New-School NBA Teams Killing Chances at Success by Overrelying on Advanced Stats
Between the movie Moneyball and the Miguel Cabrera vs. Mike Trout AL MVP debate, sports analytics have rarely enjoyed a more publicized stretch.
But these advanced statistics discussions have been relegated to baseball, which is also where they've enjoyed their most popularity. Given the relative ease of implementing data in the sport (one pitcher throwing a certain pitch to one batter), it comes as little surprise that other sports have not embraced this new data as readily.
In basketball, there are simply far more moving pieces to factor in to these equations. Simplified analytics (such as the oft-cited +/- category) have struggled to identify game situations or lineup formations in their interpretations.
These unique struggles to implement advanced statistics into the sport of basketball hasn't kept all of the number crunchers away, though. In fact, a number of teams have began employing their own analytical teams, which vary in size from one team to another.
The stat pushers will argue that advanced statistics can take debates out of sports by calculating values to determine a player's effectiveness. Traditionalists will counter those debates, and eye tests can provide a more realistic look at a player than what a mathematical formula can determine.
Through the early portion of the 2012-13 season, it's been an advantage to the traditionalists.
Portland Trail Blazers
2012-13 record: (5-5, ninth in the Western Conference)
Numerical analysis: According to basketball research Web site nbastuffer.com, Portland staffs a four-man analytical team: Rich Cho (former GM), Ben Falk (basketball analytics manager), Jeff Ma (consultant) and Ryan Parker (statistical analyst).
Credit the organization for assembling a competent starting five, but where are the advanced scouts for finding productive reserves? All five of Portland's starters (which have remained constant through the team's first 10 games) average at least 10.3 points per game. No reserves average even four points per game, and only three average more than nine minutes per game.
Portland could emerge as the NBA's case study in the effectiveness of basketball analytics. All five starters are between the ages of 22 and 27 years old, so this organization has the chance find some talent to surround these talented starters with over the next few seasons.
2012-13 record: (2-8, 13th in the Eastern Conference)
Numerical analysis: Cleveland employs a three-person analytics crew: Benjamin Alamar (senior quantitative analyst), Dan Rosenbaum (consultant) and David Lewin (basketball operations seasonal assistant).
Kyrie Irving (22.9 points and 5.6 assists) has been nothing short of special, no matter the statistical set used in his evaluation.
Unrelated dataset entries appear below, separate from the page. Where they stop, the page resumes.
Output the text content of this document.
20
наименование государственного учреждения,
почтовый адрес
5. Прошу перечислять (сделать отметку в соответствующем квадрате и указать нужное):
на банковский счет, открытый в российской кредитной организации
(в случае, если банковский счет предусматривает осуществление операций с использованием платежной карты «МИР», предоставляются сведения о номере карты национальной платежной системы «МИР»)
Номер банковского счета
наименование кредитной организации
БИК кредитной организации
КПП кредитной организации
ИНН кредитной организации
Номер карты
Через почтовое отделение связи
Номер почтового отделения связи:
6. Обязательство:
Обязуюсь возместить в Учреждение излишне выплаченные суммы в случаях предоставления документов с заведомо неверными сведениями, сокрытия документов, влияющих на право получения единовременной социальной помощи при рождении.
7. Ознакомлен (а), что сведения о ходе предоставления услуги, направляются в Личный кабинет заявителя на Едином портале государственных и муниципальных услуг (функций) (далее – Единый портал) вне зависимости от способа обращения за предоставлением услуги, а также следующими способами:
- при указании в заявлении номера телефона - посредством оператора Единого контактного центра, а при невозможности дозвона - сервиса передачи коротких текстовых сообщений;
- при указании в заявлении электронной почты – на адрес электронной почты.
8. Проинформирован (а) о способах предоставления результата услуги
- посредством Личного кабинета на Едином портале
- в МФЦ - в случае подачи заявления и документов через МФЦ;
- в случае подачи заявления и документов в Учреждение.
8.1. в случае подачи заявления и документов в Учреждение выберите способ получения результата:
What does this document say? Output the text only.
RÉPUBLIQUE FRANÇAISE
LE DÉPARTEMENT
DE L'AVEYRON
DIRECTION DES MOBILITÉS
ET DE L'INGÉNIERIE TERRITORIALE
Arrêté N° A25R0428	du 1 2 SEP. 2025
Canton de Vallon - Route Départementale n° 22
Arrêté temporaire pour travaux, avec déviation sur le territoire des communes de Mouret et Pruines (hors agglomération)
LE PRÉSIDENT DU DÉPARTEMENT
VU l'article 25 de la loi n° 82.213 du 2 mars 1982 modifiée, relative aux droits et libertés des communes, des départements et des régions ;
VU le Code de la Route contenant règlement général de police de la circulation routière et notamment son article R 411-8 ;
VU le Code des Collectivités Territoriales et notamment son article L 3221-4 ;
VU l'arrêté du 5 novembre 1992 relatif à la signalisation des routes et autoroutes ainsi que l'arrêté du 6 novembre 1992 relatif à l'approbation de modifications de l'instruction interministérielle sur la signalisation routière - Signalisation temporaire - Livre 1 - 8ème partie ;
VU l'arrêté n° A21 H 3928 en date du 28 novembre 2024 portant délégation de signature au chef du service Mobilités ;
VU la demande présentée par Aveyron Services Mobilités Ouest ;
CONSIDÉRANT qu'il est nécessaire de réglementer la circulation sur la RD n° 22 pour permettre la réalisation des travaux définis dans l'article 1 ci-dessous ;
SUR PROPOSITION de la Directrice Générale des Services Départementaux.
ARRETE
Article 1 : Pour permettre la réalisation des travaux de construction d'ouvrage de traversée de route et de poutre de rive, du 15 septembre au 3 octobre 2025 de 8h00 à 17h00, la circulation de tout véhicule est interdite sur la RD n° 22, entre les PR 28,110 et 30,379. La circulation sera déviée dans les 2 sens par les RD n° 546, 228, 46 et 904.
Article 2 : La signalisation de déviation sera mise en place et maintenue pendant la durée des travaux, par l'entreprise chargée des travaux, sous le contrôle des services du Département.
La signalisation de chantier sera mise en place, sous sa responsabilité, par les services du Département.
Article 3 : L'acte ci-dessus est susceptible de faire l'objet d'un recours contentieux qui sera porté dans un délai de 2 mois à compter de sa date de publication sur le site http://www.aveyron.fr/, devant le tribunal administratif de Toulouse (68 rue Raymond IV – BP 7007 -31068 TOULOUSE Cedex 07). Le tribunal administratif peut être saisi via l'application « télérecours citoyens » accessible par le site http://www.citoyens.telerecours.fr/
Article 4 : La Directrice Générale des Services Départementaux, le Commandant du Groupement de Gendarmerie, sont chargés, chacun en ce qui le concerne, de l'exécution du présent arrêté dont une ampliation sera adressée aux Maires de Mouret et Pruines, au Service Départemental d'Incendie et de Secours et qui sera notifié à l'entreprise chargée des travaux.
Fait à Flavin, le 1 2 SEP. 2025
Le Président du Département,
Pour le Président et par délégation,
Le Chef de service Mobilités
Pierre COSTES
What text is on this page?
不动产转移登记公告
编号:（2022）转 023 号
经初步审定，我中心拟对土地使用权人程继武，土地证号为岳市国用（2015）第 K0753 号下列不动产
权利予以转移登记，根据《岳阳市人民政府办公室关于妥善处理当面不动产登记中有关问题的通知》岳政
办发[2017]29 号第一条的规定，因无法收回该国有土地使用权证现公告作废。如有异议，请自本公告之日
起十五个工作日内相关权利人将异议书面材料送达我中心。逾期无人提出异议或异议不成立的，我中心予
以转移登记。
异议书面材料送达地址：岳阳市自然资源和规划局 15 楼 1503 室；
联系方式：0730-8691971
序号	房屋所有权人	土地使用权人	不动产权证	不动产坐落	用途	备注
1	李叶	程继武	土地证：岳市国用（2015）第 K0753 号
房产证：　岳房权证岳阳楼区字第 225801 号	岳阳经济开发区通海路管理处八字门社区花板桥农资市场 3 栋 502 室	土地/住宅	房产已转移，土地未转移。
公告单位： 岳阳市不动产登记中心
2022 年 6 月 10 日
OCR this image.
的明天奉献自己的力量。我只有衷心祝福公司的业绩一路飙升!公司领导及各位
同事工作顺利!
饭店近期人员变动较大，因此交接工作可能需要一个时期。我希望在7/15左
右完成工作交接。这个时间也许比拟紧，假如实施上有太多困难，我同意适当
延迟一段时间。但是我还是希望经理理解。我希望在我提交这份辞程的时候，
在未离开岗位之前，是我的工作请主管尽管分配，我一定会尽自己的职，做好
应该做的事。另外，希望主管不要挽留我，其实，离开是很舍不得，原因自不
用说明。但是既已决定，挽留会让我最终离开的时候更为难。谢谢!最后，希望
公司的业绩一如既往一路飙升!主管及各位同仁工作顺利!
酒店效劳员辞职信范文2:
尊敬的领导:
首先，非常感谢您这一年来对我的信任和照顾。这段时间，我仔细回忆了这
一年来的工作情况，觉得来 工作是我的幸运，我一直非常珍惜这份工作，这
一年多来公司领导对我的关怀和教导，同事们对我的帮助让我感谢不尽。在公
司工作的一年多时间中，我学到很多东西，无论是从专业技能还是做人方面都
However, the sophomore point guard is reportedly sidelined for four weeks with a fracture of his left index finger, according to Rachel Shuster of USA Today.
Hopefully, the analytical team has been hard at work discovering potential additions because Cleveland's roster is devoid otherwise of much talent. Anderson Varejao (14.3 points and 13.1 rebounds) and rookie Dion Waiters (13.7 points) have been nice complements for Irving, but neither looks ready to shoulder the load in Irving's absence.
Then again, if the advanced statistical team was involved in the team's recent acquisitions, Cleveland fans might hope for some new voices. Offseason acquisitions C.J. Miles (4.3 points on 21.8 percent field-goal shooting) and Jon Leuer (3.8 points on 33.3 percent shooting) have struggled mightily during their first seasons with the club.
2012-13 record: (0-8, 15th in the Eastern Conference)
Numerical analysis: It's hard to imagine any significant contributions to date for Washington's three-man analytical team: Bob Bellotti (consultant), Joe Sill (consultant) and Ryan Saunders (assistant coach/statistical analysis).
Washington has struggled in both traditional and advanced statistics. Jordan Crawford (16.8) and Emeka Okafor (16.0) are the only regular rotation players with a player efficiency rating above the 15.0 average-player threshold. Not surprisingly, Washington's inefficient offense has scored the fewest points of any NBA team (86.63).
The Wizards' minus-7.75 scoring differential is the second worst in the league. Their minus-4.50 ranks 27th in the league. Okafor's 15.4 rebounding percentage, which leads all Washington rotation players, is more than seven percentage points below league-leader Kris Humphries (22.4).
2012-13 record: (4-7, 14th in the Western Conference)
Numerical analysis: Houston GM Daryl Morey headlines the Rockets' five-man analytical team (the NBA's largest). Morey is to basketball's analytics what Oakland A's GM Billy Beane is to baseball's. His advanced statistical credentials have likely netted lifetime VIP passes to the MIT Sloan Sports Analytics Conference and Comic-Con.
It's hard not to question a mathematical formula that determines Jeremy Lin and Omer Asik's worth at a combined $50 million over six years. Houston's roster has some offensive talent, but it appears as if they may have forgotten to finish their defensive calculations.
Morey deserves some credit for assembling enough assets to pry James Harden from Oklahoma City, but no matter how special Harden has been, he's proven that he cannot win games on his own.